Baalbeck Studios began operating at the very beginning of 1963 in a large white stone building surrounded by pine trees in Sin Al-Fil, the same location where the Lebanese Recording Company (LRC) had previously been operating in the 1950s. The company’s object was listed in the 1965 Annuaire des Sociétés Libanaises Par Actions as the "production of feature-length and short films, TV programs, radio programs, commercials, music records, etc.” Baalbeck Studios was a thriving and active presence at the intersection of Lebanon’s progressive and booming, yet disparate, business and arts sectors. For decades, Baalbeck Studios was the source of many of the visual and audio tracks experienced and consumed in Lebanon, as well as in other Arab countries such as Syria, Iraq, Kuwait, and Saudi Arabia, to name a few. Commercial, documentary, and feature film directors, producers, and editors, along with singers and voice-over artists, all flocked to the Baalbeck Studios to collaborate, record, and experiment with its equipment and laboratory.

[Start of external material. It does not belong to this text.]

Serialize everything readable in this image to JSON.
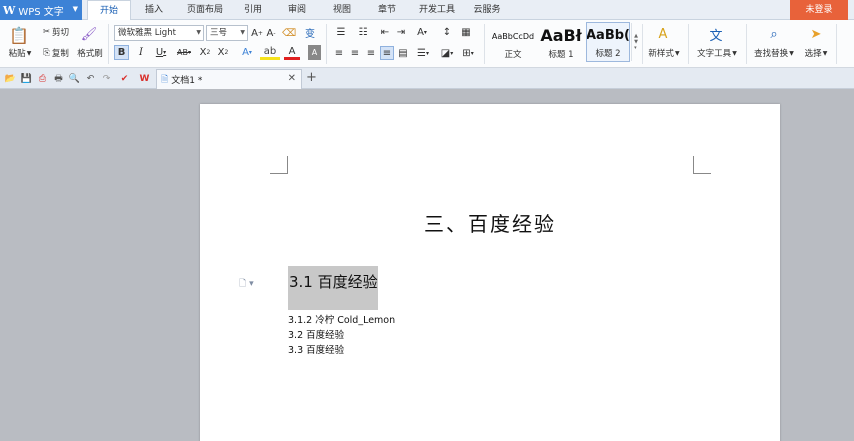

Despite the integral role Baalbeck Studios played in Lebanon and the region’s cultural history, the company ceased operations, and in early 2010 the Baalbeck Studios building was earmarked for demolition. UMAM D&R, dedicated to collecting Lebanon’s memories and archives, intercepted and salvaged the remaining analog film and written materials. Some of the material saved had been very badly affected by passing time, attacks during the civil war, fire, and looting, all of which make it impossible to establish how much has been lost.